We went hiking at Hohenstein, because the internet site promised me sightings of exotic animals. I did, in fact, see a blindworm and a urinating baby goat (pictured).
I was punished, however, for wanting to make friends with a teensy baby foal (tautology is IN, people). I ran over to the fence to pat its little nuzzling nose, and it loped over on unsteady legs to say hello. It was destined to be love.
Except that suddenly, I became aware of a suspicious prickling on my shins. This prickling developed quickly into a sensation somewhat similar to an army of razor-toothed liliputians hacking at my exposed legs. Leaping out of the undergrowth, I discovered the pain was accompanied by a quick-spreading rash of raised red dots.

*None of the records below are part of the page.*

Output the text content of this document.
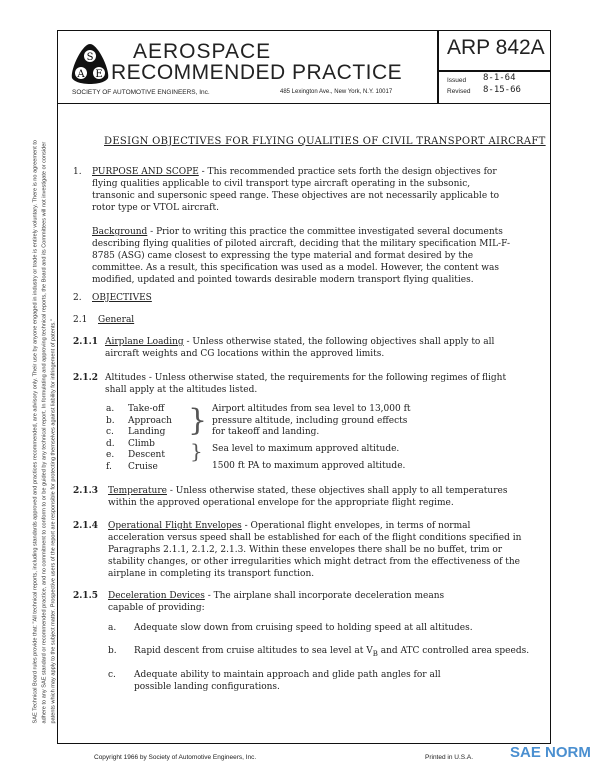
S
A E
AEROSPACE
RECOMMENDED PRACTICE
SOCIETY OF AUTOMOTIVE ENGINEERS, Inc.	485 Lexington Ave., New York, N.Y. 10017
ARP 842A
Issued 8-1-64
Revised 8-15-66
SAE Technical Board rules provide that: "All technical reports, including standards approved and practices recommended, are advisory only. Their use by anyone engaged in industry or trade is entirely voluntary. There is no agreement to adhere to any SAE standard or recommended practice, and no commitment to conform to or be guided by any technical report. In formulating and approving technical reports, the Board and its Committees will not investigate or consider patents which may apply to the subject matter. Prospective users of the report are responsible for protecting themselves against liability for infringement of patents."
DESIGN OBJECTIVES FOR FLYING QUALITIES OF CIVIL TRANSPORT AIRCRAFT
1. PURPOSE AND SCOPE - This recommended practice sets forth the design objectives for flying qualities applicable to civil transport type aircraft operating in the subsonic, transonic and supersonic speed range. These objectives are not necessarily applicable to rotor type or VTOL aircraft.
Background - Prior to writing this practice the committee investigated several documents describing flying qualities of piloted aircraft, deciding that the military specification MIL-F-8785 (ASG) came closest to expressing the type material and format desired by the committee. As a result, this specification was used as a model. However, the content was modified, updated and pointed towards desirable modern transport flying qualities.
2. OBJECTIVES
2.1 General
2.1.1 Airplane Loading - Unless otherwise stated, the following objectives shall apply to all aircraft weights and CG locations within the approved limits.
2.1.2 Altitudes - Unless otherwise stated, the requirements for the following regimes of flight shall apply at the altitudes listed.
a.
b.
c.
d.
e.
f.
Take-off
Approach
Landing
Climb
Descent
Cruise
}
}
Airport altitudes from sea level to 13,000 ft
pressure altitude, including ground effects
for takeoff and landing.
Sea level to maximum approved altitude.
1500 ft PA to maximum approved altitude.
2.1.3 Temperature - Unless otherwise stated, these objectives shall apply to all temperatures within the approved operational envelope for the appropriate flight regime.
2.1.4 Operational Flight Envelopes - Operational flight envelopes, in terms of normal acceleration versus speed shall be established for each of the flight conditions specified in Paragraphs 2.1.1, 2.1.2, 2.1.3. Within these envelopes there shall be no buffet, trim or stability changes, or other irregularities which might detract from the effectiveness of the airplane in completing its transport function.
2.1.5 Deceleration Devices - The airplane shall incorporate deceleration means capable of providing:
a. Adequate slow down from cruising speed to holding speed at all altitudes.
b. Rapid descent from cruise altitudes to sea level at $V_B$ and ATC controlled area speeds.
c. Adequate ability to maintain approach and glide path angles for all possible landing configurations.
Copyright 1966 by Society of Automotive Engineers, Inc.	Printed in U.S.A. SAE NORM
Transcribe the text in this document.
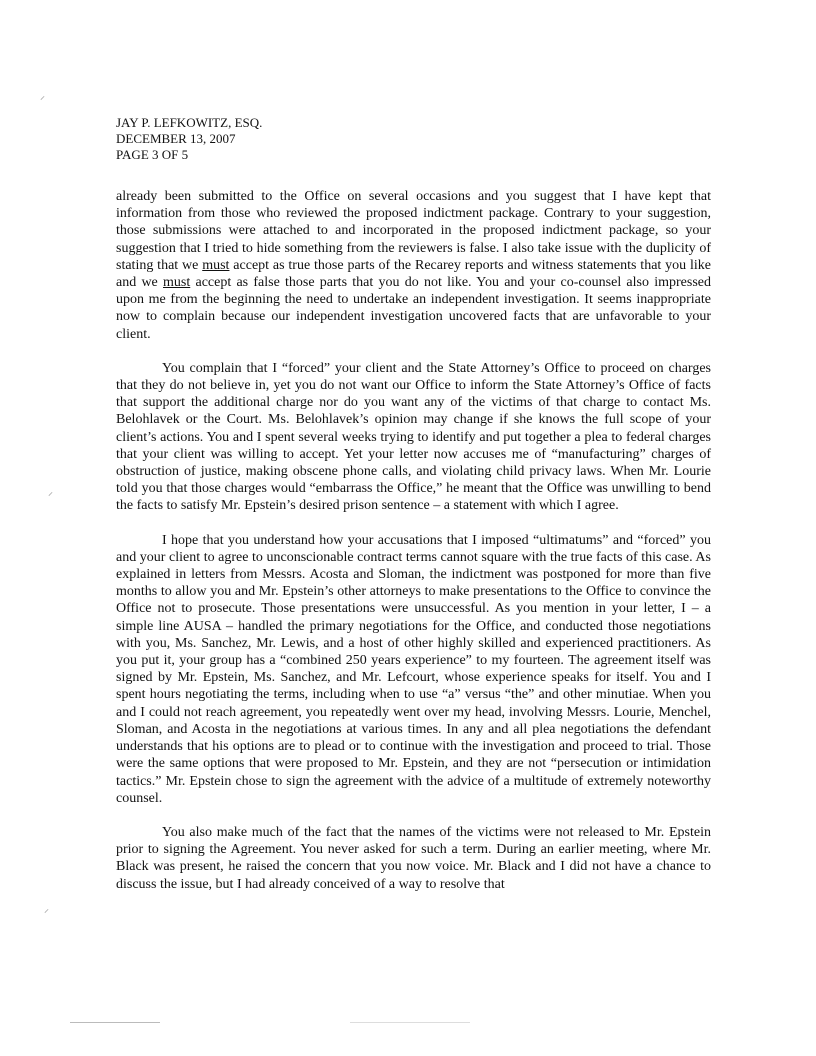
JAY P. LEFKOWITZ, ESQ.
DECEMBER 13, 2007
PAGE 3 OF 5

already been submitted to the Office on several occasions and you suggest that I have kept that information from those who reviewed the proposed indictment package. Contrary to your suggestion, those submissions were attached to and incorporated in the proposed indictment package, so your suggestion that I tried to hide something from the reviewers is false. I also take issue with the duplicity of stating that we must accept as true those parts of the Recarey reports and witness statements that you like and we must accept as false those parts that you do not like. You and your co-counsel also impressed upon me from the beginning the need to undertake an independent investigation. It seems inappropriate now to complain because our independent investigation uncovered facts that are unfavorable to your client.

You complain that I “forced” your client and the State Attorney’s Office to proceed on charges that they do not believe in, yet you do not want our Office to inform the State Attorney’s Office of facts that support the additional charge nor do you want any of the victims of that charge to contact Ms. Belohlavek or the Court. Ms. Belohlavek’s opinion may change if she knows the full scope of your client’s actions. You and I spent several weeks trying to identify and put together a plea to federal charges that your client was willing to accept. Yet your letter now accuses me of “manufacturing” charges of obstruction of justice, making obscene phone calls, and violating child privacy laws. When Mr. Lourie told you that those charges would “embarrass the Office,” he meant that the Office was unwilling to bend the facts to satisfy Mr. Epstein’s desired prison sentence – a statement with which I agree.

I hope that you understand how your accusations that I imposed “ultimatums” and “forced” you and your client to agree to unconscionable contract terms cannot square with the true facts of this case. As explained in letters from Messrs. Acosta and Sloman, the indictment was postponed for more than five months to allow you and Mr. Epstein’s other attorneys to make presentations to the Office to convince the Office not to prosecute. Those presentations were unsuccessful. As you mention in your letter, I – a simple line AUSA – handled the primary negotiations for the Office, and conducted those negotiations with you, Ms. Sanchez, Mr. Lewis, and a host of other highly skilled and experienced practitioners. As you put it, your group has a “combined 250 years experience” to my fourteen. The agreement itself was signed by Mr. Epstein, Ms. Sanchez, and Mr. Lefcourt, whose experience speaks for itself. You and I spent hours negotiating the terms, including when to use “a” versus “the” and other minutiae. When you and I could not reach agreement, you repeatedly went over my head, involving Messrs. Lourie, Menchel, Sloman, and Acosta in the negotiations at various times. In any and all plea negotiations the defendant understands that his options are to plead or to continue with the investigation and proceed to trial. Those were the same options that were proposed to Mr. Epstein, and they are not “persecution or intimidation tactics.” Mr. Epstein chose to sign the agreement with the advice of a multitude of extremely noteworthy counsel.

You also make much of the fact that the names of the victims were not released to Mr. Epstein prior to signing the Agreement. You never asked for such a term. During an earlier meeting, where Mr. Black was present, he raised the concern that you now voice. Mr. Black and I did not have a chance to discuss the issue, but I had already conceived of a way to resolve that

⸝
⸝
⸝
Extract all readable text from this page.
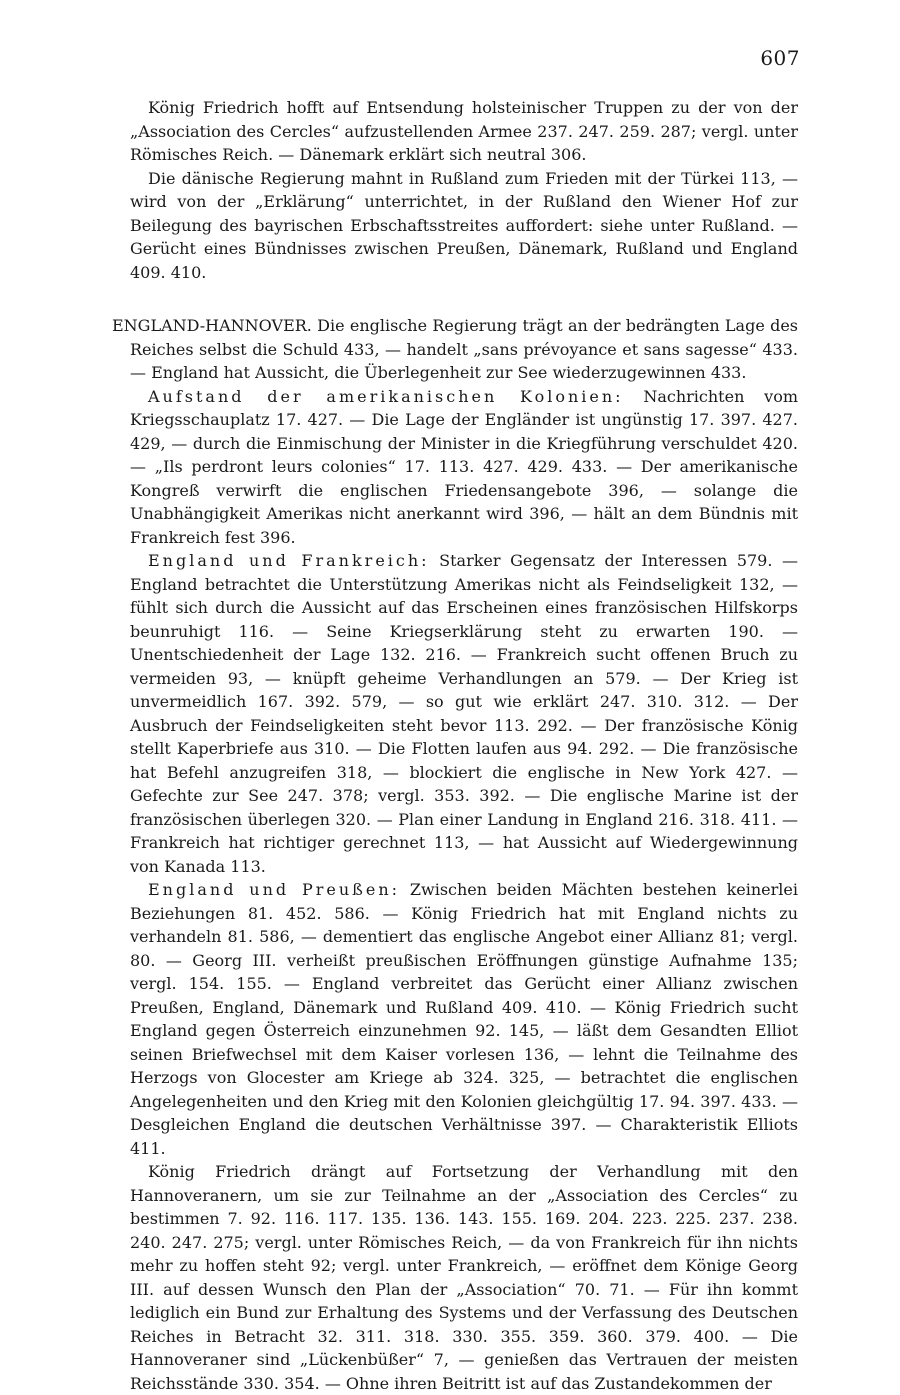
607

König Friedrich hofft auf Entsendung holsteinischer Truppen zu der von der „Association des Cercles“ aufzustellenden Armee 237. 247. 259. 287; vergl. unter Römisches Reich. — Dänemark erklärt sich neutral 306.

Die dänische Regierung mahnt in Rußland zum Frieden mit der Türkei 113, — wird von der „Erklärung“ unterrichtet, in der Rußland den Wiener Hof zur Beilegung des bayrischen Erbschaftsstreites auffordert: siehe unter Rußland. — Gerücht eines Bündnisses zwischen Preußen, Dänemark, Rußland und England 409. 410.

ENGLAND-HANNOVER. Die englische Regierung trägt an der bedrängten Lage des Reiches selbst die Schuld 433, — handelt „sans prévoyance et sans sagesse“ 433. — England hat Aussicht, die Überlegenheit zur See wiederzugewinnen 433.

Aufstand der amerikanischen Kolonien: Nachrichten vom Kriegsschauplatz 17. 427. — Die Lage der Engländer ist ungünstig 17. 397. 427. 429, — durch die Einmischung der Minister in die Kriegführung verschuldet 420. — „Ils perdront leurs colonies“ 17. 113. 427. 429. 433. — Der amerikanische Kongreß verwirft die englischen Friedensangebote 396, — solange die Unabhängigkeit Amerikas nicht anerkannt wird 396, — hält an dem Bündnis mit Frankreich fest 396.

England und Frankreich: Starker Gegensatz der Interessen 579. — England betrachtet die Unterstützung Amerikas nicht als Feindseligkeit 132, — fühlt sich durch die Aussicht auf das Erscheinen eines französischen Hilfskorps beunruhigt 116. — Seine Kriegserklärung steht zu erwarten 190. — Unentschiedenheit der Lage 132. 216. — Frankreich sucht offenen Bruch zu vermeiden 93, — knüpft geheime Verhandlungen an 579. — Der Krieg ist unvermeidlich 167. 392. 579, — so gut wie erklärt 247. 310. 312. — Der Ausbruch der Feindseligkeiten steht bevor 113. 292. — Der französische König stellt Kaperbriefe aus 310. — Die Flotten laufen aus 94. 292. — Die französische hat Befehl anzugreifen 318, — blockiert die englische in New York 427. — Gefechte zur See 247. 378; vergl. 353. 392. — Die englische Marine ist der französischen überlegen 320. — Plan einer Landung in England 216. 318. 411. — Frankreich hat richtiger gerechnet 113, — hat Aussicht auf Wiedergewinnung von Kanada 113.

England und Preußen: Zwischen beiden Mächten bestehen keinerlei Beziehungen 81. 452. 586. — König Friedrich hat mit England nichts zu verhandeln 81. 586, — dementiert das englische Angebot einer Allianz 81; vergl. 80. — Georg III. verheißt preußischen Eröffnungen günstige Aufnahme 135; vergl. 154. 155. — England verbreitet das Gerücht einer Allianz zwischen Preußen, England, Dänemark und Rußland 409. 410. — König Friedrich sucht England gegen Österreich einzunehmen 92. 145, — läßt dem Gesandten Elliot seinen Briefwechsel mit dem Kaiser vorlesen 136, — lehnt die Teilnahme des Herzogs von Glocester am Kriege ab 324. 325, — betrachtet die englischen Angelegenheiten und den Krieg mit den Kolonien gleichgültig 17. 94. 397. 433. — Desgleichen England die deutschen Verhältnisse 397. — Charakteristik Elliots 411.

König Friedrich drängt auf Fortsetzung der Verhandlung mit den Hannoveranern, um sie zur Teilnahme an der „Association des Cercles“ zu bestimmen 7. 92. 116. 117. 135. 136. 143. 155. 169. 204. 223. 225. 237. 238. 240. 247. 275; vergl. unter Römisches Reich, — da von Frankreich für ihn nichts mehr zu hoffen steht 92; vergl. unter Frankreich, — eröffnet dem Könige Georg III. auf dessen Wunsch den Plan der „Association“ 70. 71. — Für ihn kommt lediglich ein Bund zur Erhaltung des Systems und der Verfassung des Deutschen Reiches in Betracht 32. 311. 318. 330. 355. 359. 360. 379. 400. — Die Hannoveraner sind „Lückenbüßer“ 7, — genießen das Vertrauen der meisten Reichsstände 330. 354. — Ohne ihren Beitritt ist auf das Zustandekommen der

Panicking, I yelped and squealed and pointed at the rash, which surely meant death, or, at best, amputation. I was met with what can only be described as a cross between boredom and disdain from my two austrian hiking companions. And a curt “Yeah, that’s just a nettle sting. It goes away” by way of reassurance.
Well, NOTE TO AUSTRIANS, it itched and hurt a bit for the whole rest of the day. I wish Enid Blyton books had had more realistic illustrations. They were always getting stung by nettles, in between eating choc and drinking ginger beer and tracking down smugglers.
Today’s bonus for you, dear reader, is this Sound Of Music-esqe picture. Sure, the kids in the boat aren’t wearing curtains, and the digital camera is an anachronism, but otherwise, it has all the correct ingredients.